Our next question comes from the line of Alexandra Ramsey from William Blair.

Alexandra Ramsey

analyst
#33

Congratulations on the great deal. So regarding the combination with CT-388, we were wondering if you could share with us your view on sort of weighing the pros and cons of co-formulation as mentioned in the press release and designing a bifunctional molecule, something like incretin.

Adam Steensberg

executive
#34

Thank you, Alexa. It's, of course, in our minds, at least a clear upside to be able to co-formulate rather than having something that has already been locked from the start because ultimately, we need to find the right ratio between amylin and CT-388 in humans to deliver the benefits that we are looking at without compromising on tolerability. But it's only a benefit where you can truly co-formulate as we do believe we have an opportunity with here. Of course, if you cannot have the 2 molecules in the same solution, it could become difficult from a manufacturing perspective. But we see a huge opportunity here to actually, you can say, make sure that we develop the optimal ratio between the 2 modalities to achieve the benefits that we are looking for without compromising on tolerability and other issues. So we see it as a huge upside compared to a molecule where the modalities have fled together from the start.

Operator

operator
#35

Our next question comes from the line of Thomas Bowers from SEB.

Thomas Bowers

analyst
#36

Congratulations on a great deal here. So I have 3 questions remaining. So just to kick off with the CapEx, I understand that Roche will cover all that for API. But is there anything in relation to the deal that make you have to pay a plus-plus on the COGS to cover part of the investments done by Roche. And then just on the royalty for rest of world and maybe also just to confirm in regards to the co-promo, is there anything that relates to patent expiration regarding the tail of the income globally or just for the rest of world. So I'm just wondering if there's something that we should be aware of, for example, after the composition of matter patent expires in '37. And then just lastly, just to confirm, is there anything regarding the combination with 388 that should argue against that you could potentially not be able to make this as a premixed combination solution?

Adam Steensberg

executive
#37

Thank you, Thomas. So with the deal that we announced today, you're right that Roche will be responsible for making all these investments into manufacturing and be ready to supply the market. And they will not carry a cost premium for us. It's just -- so that is the good news here. And again, of course, a very important parameter as we made decision in this process because we do understand how big of an undertaking it is to establish the right manufacturing and supply network.

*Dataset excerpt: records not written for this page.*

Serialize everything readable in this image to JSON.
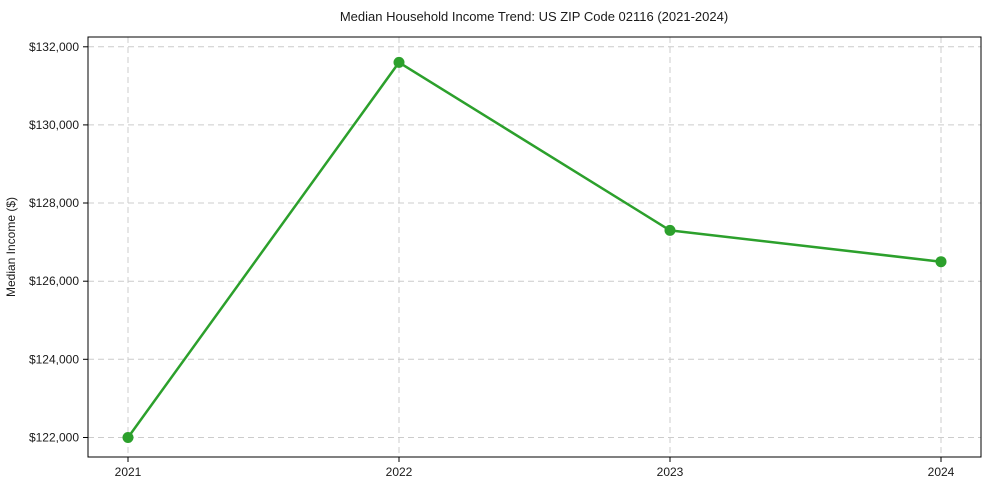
{
  "chart_data": {
    "type": "line",
    "title": "Median Household Income Trend: US ZIP Code 02116 (2021-2024)",
    "xlabel": "",
    "ylabel": "Median Income ($)",
    "categories": [
      "2021",
      "2022",
      "2023",
      "2024"
    ],
    "series": [
      {
        "name": "Median household income",
        "values": [
          122000,
          131600,
          127300,
          126500
        ]
      }
    ],
    "ylim": [
      121500,
      132250
    ],
    "yticks": [
      122000,
      124000,
      126000,
      128000,
      130000,
      132000
    ],
    "ytick_labels": [
      "$122,000",
      "$124,000",
      "$126,000",
      "$128,000",
      "$130,000",
      "$132,000"
    ],
    "grid": true,
    "legend": false,
    "line_color": "#2ca02c",
    "marker": "circle",
    "background_color": "#ffffff",
    "grid_color": "#cccccc",
    "spine_color": "#000000"
  }
}
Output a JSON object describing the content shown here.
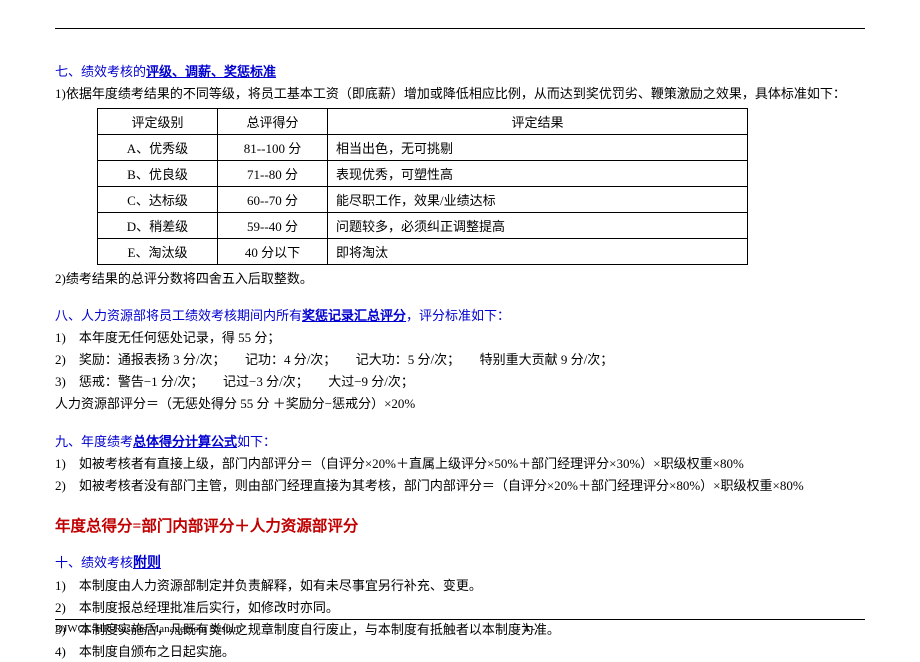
{
  "section7": {
    "head_num": "七、绩效考核的",
    "head_u": "评级、调薪、奖惩标准",
    "intro": "1)依据年度绩考结果的不同等级，将员工基本工资（即底薪）增加或降低相应比例，从而达到奖优罚劣、鞭策激励之效果，具体标准如下：",
    "table": {
      "headers": [
        "评定级别",
        "总评得分",
        "评定结果"
      ],
      "rows": [
        [
          "A、优秀级",
          "81--100 分",
          "相当出色，无可挑剔"
        ],
        [
          "B、优良级",
          "71--80 分",
          "表现优秀，可塑性高"
        ],
        [
          "C、达标级",
          "60--70 分",
          "能尽职工作，效果/业绩达标"
        ],
        [
          "D、稍差级",
          "59--40 分",
          "问题较多，必须纠正调整提高"
        ],
        [
          "E、淘汰级",
          "40 分以下",
          "即将淘汰"
        ]
      ]
    },
    "note2": "2)绩考结果的总评分数将四舍五入后取整数。"
  },
  "section8": {
    "head_num": "八、人力资源部将员工绩效考核期间内所有",
    "head_u": "奖惩记录汇总评分",
    "head_tail": "，评分标准如下：",
    "items": [
      "1)　本年度无任何惩处记录，得 55 分；",
      "2)　奖励：通报表扬 3 分/次；　　记功：4 分/次；　　记大功：5 分/次；　　特别重大贡献  9 分/次；",
      "3)　惩戒：警告−1 分/次；　　记过−3 分/次；　　大过−9 分/次；"
    ],
    "formula": "人力资源部评分＝（无惩处得分 55 分 ＋奖励分−惩戒分）×20%"
  },
  "section9": {
    "head_num": "九、年度绩考",
    "head_u": "总体得分计算公式",
    "head_tail": "如下：",
    "items": [
      "1)　如被考核者有直接上级，部门内部评分＝（自评分×20%＋直属上级评分×50%＋部门经理评分×30%）×职级权重×80%",
      "2)　如被考核者没有部门主管，则由部门经理直接为其考核，部门内部评分＝（自评分×20%＋部门经理评分×80%）×职级权重×80%"
    ]
  },
  "main_formula": "年度总得分=部门内部评分＋人力资源部评分",
  "section10": {
    "head_num": "十、绩效考核",
    "head_u": "附则",
    "items": [
      "1)　本制度由人力资源部制定并负责解释，如有未尽事宜另行补充、变更。",
      "2)　本制度报总经理批准后实行，如修改时亦同。",
      "3)　本制度实施后，凡既有类似之规章制度自行废止，与本制度有抵触者以本制度为准。",
      "4)　本制度自颁布之日起实施。"
    ]
  },
  "footer": {
    "left": "DJWCL-HR-Results Management System",
    "page": "- 4 -"
  }
}
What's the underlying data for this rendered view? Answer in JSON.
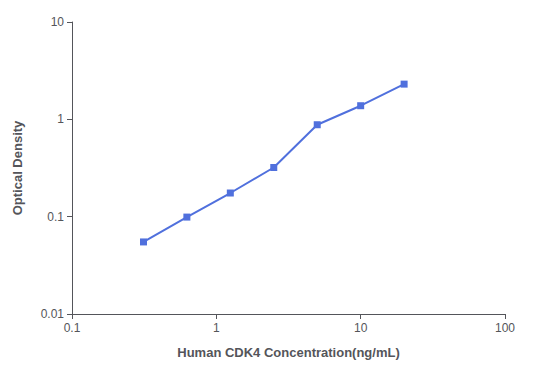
{
  "chart_data": {
    "type": "line",
    "x": [
      0.313,
      0.625,
      1.25,
      2.5,
      5.0,
      10.0,
      20.0
    ],
    "values": [
      0.055,
      0.099,
      0.175,
      0.32,
      0.88,
      1.38,
      2.3
    ],
    "xlabel": "Human CDK4 Concentration(ng/mL)",
    "ylabel": "Optical Density",
    "xlim": [
      0.1,
      100
    ],
    "ylim": [
      0.01,
      10
    ],
    "xticks": [
      0.1,
      1,
      10,
      100
    ],
    "yticks": [
      0.01,
      0.1,
      1,
      10
    ],
    "log": true,
    "grid": false,
    "marker": "square",
    "line_style": "solid"
  }
}
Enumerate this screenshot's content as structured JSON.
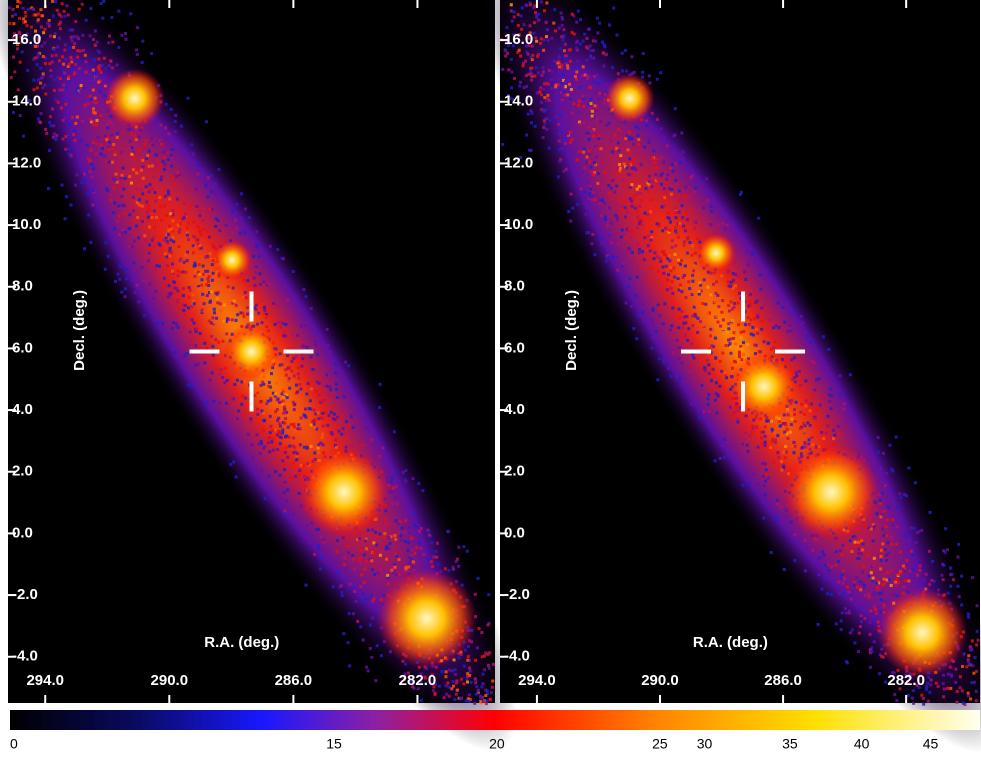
{
  "chart_data": [
    {
      "type": "heatmap",
      "xlabel": "R.A. (deg.)",
      "ylabel": "Decl. (deg.)",
      "xlim": [
        295.2,
        279.5
      ],
      "ylim": [
        -5.5,
        17.3
      ],
      "xticks": [
        {
          "value": 294,
          "label": "294.0"
        },
        {
          "value": 290,
          "label": "290.0"
        },
        {
          "value": 286,
          "label": "286.0"
        },
        {
          "value": 282,
          "label": "282.0"
        }
      ],
      "yticks": [
        {
          "value": -4,
          "label": "-4.0"
        },
        {
          "value": -2,
          "label": "-2.0"
        },
        {
          "value": 0,
          "label": "0.0"
        },
        {
          "value": 2,
          "label": "2.0"
        },
        {
          "value": 4,
          "label": "4.0"
        },
        {
          "value": 6,
          "label": "6.0"
        },
        {
          "value": 8,
          "label": "8.0"
        },
        {
          "value": 10,
          "label": "10.0"
        },
        {
          "value": 12,
          "label": "12.0"
        },
        {
          "value": 14,
          "label": "14.0"
        },
        {
          "value": 16,
          "label": "16.0"
        }
      ],
      "marker": {
        "x": 287.35,
        "y": 5.9
      }
    },
    {
      "type": "heatmap",
      "xlabel": "R.A. (deg.)",
      "ylabel": "Decl. (deg.)",
      "xlim": [
        295.2,
        279.6
      ],
      "ylim": [
        -5.5,
        17.3
      ],
      "xticks": [
        {
          "value": 294,
          "label": "294.0"
        },
        {
          "value": 290,
          "label": "290.0"
        },
        {
          "value": 286,
          "label": "286.0"
        },
        {
          "value": 282,
          "label": "282.0"
        }
      ],
      "yticks": [
        {
          "value": -4,
          "label": "-4.0"
        },
        {
          "value": -2,
          "label": "-2.0"
        },
        {
          "value": 0,
          "label": "0.0"
        },
        {
          "value": 2,
          "label": "2.0"
        },
        {
          "value": 4,
          "label": "4.0"
        },
        {
          "value": 6,
          "label": "6.0"
        },
        {
          "value": 8,
          "label": "8.0"
        },
        {
          "value": 10,
          "label": "10.0"
        },
        {
          "value": 12,
          "label": "12.0"
        },
        {
          "value": 14,
          "label": "14.0"
        },
        {
          "value": 16,
          "label": "16.0"
        }
      ],
      "marker": {
        "x": 287.3,
        "y": 5.9
      }
    },
    {
      "type": "colorbar",
      "xticks": [
        0,
        15,
        20,
        25,
        30,
        35,
        40,
        45
      ]
    }
  ]
}
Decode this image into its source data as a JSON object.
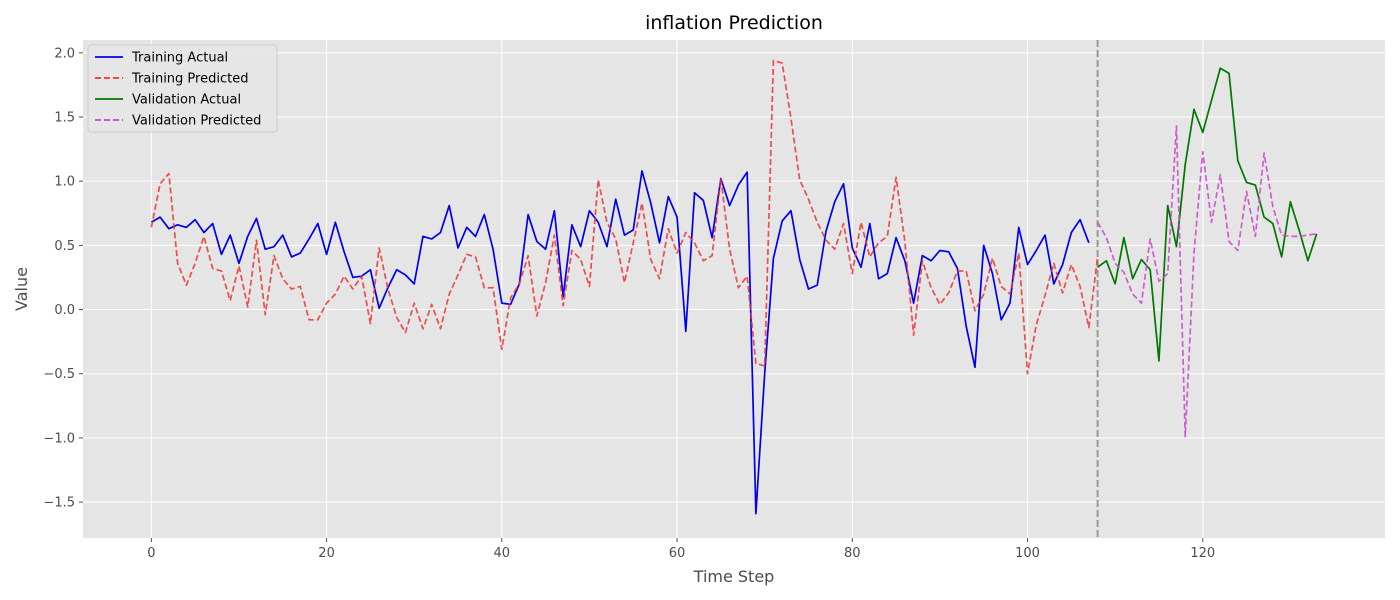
{
  "chart_data": {
    "type": "line",
    "title": "inflation Prediction",
    "xlabel": "Time Step",
    "ylabel": "Value",
    "xlim": [
      -7.8,
      140.8
    ],
    "ylim": [
      -1.78,
      2.1
    ],
    "x_ticks": [
      0,
      20,
      40,
      60,
      80,
      100,
      120
    ],
    "y_ticks": [
      -1.5,
      -1.0,
      -0.5,
      0.0,
      0.5,
      1.0,
      1.5,
      2.0
    ],
    "y_tick_labels": [
      "−1.5",
      "−1.0",
      "−0.5",
      "0.0",
      "0.5",
      "1.0",
      "1.5",
      "2.0"
    ],
    "grid": true,
    "legend_position": "top-left",
    "split_line_x": 108,
    "colors": {
      "plot_background": "#e5e5e5",
      "grid": "#ffffff",
      "split_line": "#999999"
    },
    "series": [
      {
        "name": "Training Actual",
        "color": "#0000ee",
        "dashed": false,
        "x_start": 0,
        "values": [
          0.68,
          0.72,
          0.63,
          0.66,
          0.64,
          0.7,
          0.6,
          0.67,
          0.43,
          0.58,
          0.36,
          0.57,
          0.71,
          0.47,
          0.49,
          0.58,
          0.41,
          0.44,
          0.55,
          0.67,
          0.43,
          0.68,
          0.45,
          0.25,
          0.26,
          0.31,
          0.01,
          0.17,
          0.31,
          0.27,
          0.2,
          0.57,
          0.55,
          0.6,
          0.81,
          0.48,
          0.64,
          0.57,
          0.74,
          0.47,
          0.05,
          0.04,
          0.2,
          0.74,
          0.53,
          0.47,
          0.77,
          0.1,
          0.66,
          0.49,
          0.77,
          0.68,
          0.49,
          0.86,
          0.58,
          0.62,
          1.08,
          0.83,
          0.52,
          0.88,
          0.72,
          -0.17,
          0.91,
          0.85,
          0.56,
          1.02,
          0.81,
          0.97,
          1.07,
          -1.59,
          -0.5,
          0.4,
          0.69,
          0.77,
          0.39,
          0.16,
          0.19,
          0.61,
          0.84,
          0.98,
          0.48,
          0.33,
          0.67,
          0.24,
          0.28,
          0.56,
          0.38,
          0.05,
          0.42,
          0.38,
          0.46,
          0.45,
          0.32,
          -0.13,
          -0.45,
          0.5,
          0.28,
          -0.08,
          0.05,
          0.64,
          0.35,
          0.46,
          0.58,
          0.2,
          0.35,
          0.6,
          0.7,
          0.52
        ]
      },
      {
        "name": "Training Predicted",
        "color": "#ee3333",
        "dashed": true,
        "x_start": 0,
        "values": [
          0.64,
          0.98,
          1.06,
          0.36,
          0.19,
          0.36,
          0.57,
          0.32,
          0.3,
          0.07,
          0.34,
          0.02,
          0.54,
          -0.04,
          0.42,
          0.24,
          0.16,
          0.18,
          -0.08,
          -0.08,
          0.05,
          0.12,
          0.26,
          0.16,
          0.26,
          -0.11,
          0.48,
          0.16,
          -0.06,
          -0.18,
          0.05,
          -0.15,
          0.04,
          -0.15,
          0.12,
          0.27,
          0.43,
          0.41,
          0.17,
          0.17,
          -0.31,
          0.09,
          0.2,
          0.42,
          -0.05,
          0.21,
          0.58,
          0.03,
          0.46,
          0.39,
          0.18,
          1.01,
          0.68,
          0.55,
          0.21,
          0.52,
          0.83,
          0.39,
          0.24,
          0.63,
          0.44,
          0.6,
          0.52,
          0.38,
          0.42,
          1.02,
          0.47,
          0.17,
          0.26,
          -0.42,
          -0.44,
          1.94,
          1.92,
          1.49,
          1.01,
          0.86,
          0.68,
          0.54,
          0.47,
          0.67,
          0.28,
          0.68,
          0.41,
          0.52,
          0.57,
          1.03,
          0.53,
          -0.2,
          0.38,
          0.17,
          0.04,
          0.13,
          0.3,
          0.3,
          -0.01,
          0.12,
          0.4,
          0.18,
          0.12,
          0.44,
          -0.5,
          -0.12,
          0.11,
          0.36,
          0.13,
          0.35,
          0.18,
          -0.14,
          0.41
        ]
      },
      {
        "name": "Validation Actual",
        "color": "#007700",
        "dashed": false,
        "x_start": 108,
        "values": [
          0.33,
          0.38,
          0.2,
          0.56,
          0.24,
          0.39,
          0.31,
          -0.4,
          0.81,
          0.49,
          1.13,
          1.56,
          1.38,
          1.63,
          1.88,
          1.84,
          1.16,
          0.99,
          0.97,
          0.72,
          0.67,
          0.41,
          0.84,
          0.62,
          0.38,
          0.59
        ]
      },
      {
        "name": "Validation Predicted",
        "color": "#cc44cc",
        "dashed": true,
        "x_start": 108,
        "values": [
          0.68,
          0.56,
          0.36,
          0.29,
          0.12,
          0.05,
          0.55,
          0.22,
          0.28,
          1.43,
          -0.99,
          0.44,
          1.23,
          0.68,
          1.05,
          0.53,
          0.46,
          0.92,
          0.57,
          1.22,
          0.8,
          0.58,
          0.57,
          0.57,
          0.58,
          0.59
        ]
      }
    ]
  }
}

It is our belief that we will be able to co-formulate the 2 molecules but that is, again, something we, of course, will have to provide further updates on as we progress this collaboration. On the tail on royalties and what have you, these are very standard terms. And I would say, of course, they continue on, I would call them favorable standard terms.

Thomas Bowers

analyst
#38

So nothing that could change after '37?

Adam Steensberg

executive
#39

Yes. I cannot comment on the specifics, but we think we have IP protection that takes us into the '40s.

Operator

operator
#40

Thank you. There are no further questions at this time. So I'll hand the call back to Adam Steensberg for closing remarks.

Adam Steensberg

executive
#41

With that, we would like to thank all of you for attending and for your questions. We look forward to future announcements and updates and to connecting in the coming weeks and months. Thank you.

Operator

operator
#42

This concludes today's conference call. Thank you for participating. You may now disconnect. Speakers, please stand by.